And uptake for cervical cancer screening failed to meet even the minimum threshold of 75%, the report shows.
For the first time, in 2017-18, the Department of Health and Social Care (DHSC) set two performance levels for screening uptake: the minimum (lower) level of performance that programmes are expected to reach, and the standard level at which programmes are likely to be running at their best.
But in 2017-18 none of the screening programmes for abdominal aortic aneurysm, and cancers of the bowel, breast and cervix met their standard coverage target although bowel screening came close at 59.6% against a target of 60%.
All met their minimum coverage thresholds except for the cervical screening programme which achieved coverage of 72% against a standard target of 80% and a lower threshold of 75%.
The NAO’s analysis of the proportion of eligible people screened in 2017-18 across the four programmes also shows that coverage was inconsistent across Clinical Commissioning Groups (CCGs) within England, meaning that not all of the eligible population is being screened, says the NAO.
CCGs in London consistently ranked among those with the lowest coverage for each of the screening programmes.
Performance for the breast and cervical screening programmes also fell short, the NAO notes.
In 2017-18, breast screening performance on the three-year interval between screenings was 92%─the minimum threshold is 90%─ meaning that there had been a gap of more than 36 months between screening invitations for 8% of women screened.
At least 98% of women should receive their results within 14 days of their cervical screening appointment, but this target has not been met since November 2015. In March 2018, just 33% of women were getting their results on time. This had increased to 55% by December 2018.
But in October 2018, there was a backlog of 97,628 samples waiting to be tested, partly because of the shift to primary HPV testing to reduce the number of tests and centres needed, resulting in an exodus of staff.
Responsibility for managing the performance of screening providers falls to local teams, who can encourage providers to improve their performance by applying financial penalties, or as a last resort, by terminating a contract.
But in practice this is difficult to do because of market conditions. And while Public Health England reviews screening quality it does not have the power to enforce recommended changes, says the NAO.
What’s more, all the screening programmes rely on a complex and ageing IT system, the National Health Application and Infrastructure Services (NHAIS) to identify those eligible for each screening programme. NHS England intended to replace NHAIS in 2017, but this has been delayed, causing additional cost and increasing the risk that screening services cannot reliably identify and invite target populations, says the NAO.

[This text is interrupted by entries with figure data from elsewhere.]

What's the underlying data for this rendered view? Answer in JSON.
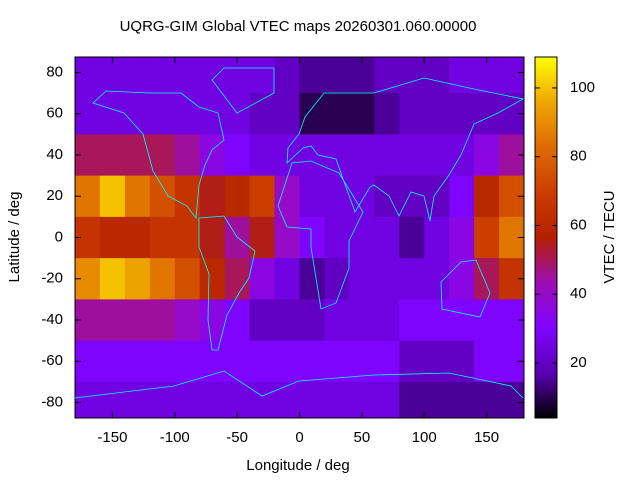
{
  "chart_data": {
    "type": "heatmap",
    "title": "UQRG-GIM Global VTEC maps 20260301.060.00000",
    "x_label": "Longitude / deg",
    "y_label": "Latitude / deg",
    "colorbar_label": "VTEC / TECU",
    "x": [
      -170,
      -150,
      -130,
      -110,
      -90,
      -70,
      -50,
      -30,
      -10,
      10,
      30,
      50,
      70,
      90,
      110,
      130,
      150,
      170
    ],
    "y": [
      80,
      60,
      40,
      20,
      0,
      -20,
      -40,
      -60,
      -80
    ],
    "z": [
      [
        25,
        25,
        25,
        25,
        25,
        25,
        25,
        25,
        20,
        15,
        15,
        15,
        20,
        20,
        20,
        25,
        25,
        25
      ],
      [
        25,
        25,
        25,
        25,
        25,
        25,
        25,
        20,
        20,
        10,
        10,
        10,
        15,
        20,
        20,
        20,
        20,
        20
      ],
      [
        50,
        50,
        50,
        50,
        45,
        35,
        30,
        25,
        25,
        25,
        25,
        25,
        25,
        25,
        25,
        25,
        35,
        45
      ],
      [
        85,
        100,
        85,
        75,
        65,
        55,
        60,
        70,
        40,
        25,
        25,
        25,
        20,
        20,
        20,
        30,
        60,
        75
      ],
      [
        65,
        60,
        60,
        65,
        65,
        55,
        45,
        55,
        40,
        30,
        25,
        25,
        25,
        15,
        25,
        35,
        70,
        85
      ],
      [
        90,
        100,
        95,
        85,
        75,
        60,
        50,
        35,
        25,
        15,
        20,
        25,
        25,
        25,
        25,
        35,
        50,
        65
      ],
      [
        45,
        45,
        45,
        45,
        40,
        35,
        30,
        20,
        20,
        20,
        25,
        25,
        25,
        30,
        30,
        30,
        30,
        30
      ],
      [
        30,
        30,
        30,
        30,
        30,
        30,
        30,
        30,
        30,
        30,
        30,
        30,
        30,
        20,
        20,
        20,
        30,
        30
      ],
      [
        25,
        25,
        25,
        25,
        25,
        25,
        25,
        25,
        25,
        25,
        25,
        25,
        25,
        15,
        15,
        15,
        15,
        15
      ]
    ],
    "xlim": [
      -180,
      180
    ],
    "ylim": [
      -87.5,
      87.5
    ],
    "xticks": [
      -150,
      -100,
      -50,
      0,
      50,
      100,
      150
    ],
    "yticks": [
      -80,
      -60,
      -40,
      -20,
      0,
      20,
      40,
      60,
      80
    ],
    "cblim": [
      4,
      109
    ],
    "cbticks": [
      20,
      40,
      60,
      80,
      100
    ],
    "colormap": [
      "#000000",
      "#5a00b4",
      "#8004ff",
      "#9c0db4",
      "#b42000",
      "#cc3d00",
      "#dd6b00",
      "#efa600",
      "#ffff00"
    ],
    "coastline_color": "#00ffff"
  }
}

The Independent Breast Screening Review concluded that the IT on the breast screening programme was “dated and unwieldy” and that 5,000 women were not invited to their final breast screening because of errors caused by using two complicated systems, despite the best efforts of staff, it points out.
And between January and June 2018, 43,220 women had not received letters inviting them for a cervical screen, and a further 4,508 women were not sent their results letters. Some 182 needed follow-up treatment. NHS England believes that these women were contacted via a ‘fail safe’ process, but the NAO has not been able to confirm this, it says.
“NHS England told us that omissions on the scale of the breast screening and cervical screening events are unlikely to be identified through the national level performance data that is used to monitor the programmes,” notes the NAO.
*Investigation into the management of health screening. A report prepared by the National Audit Office, February 2019.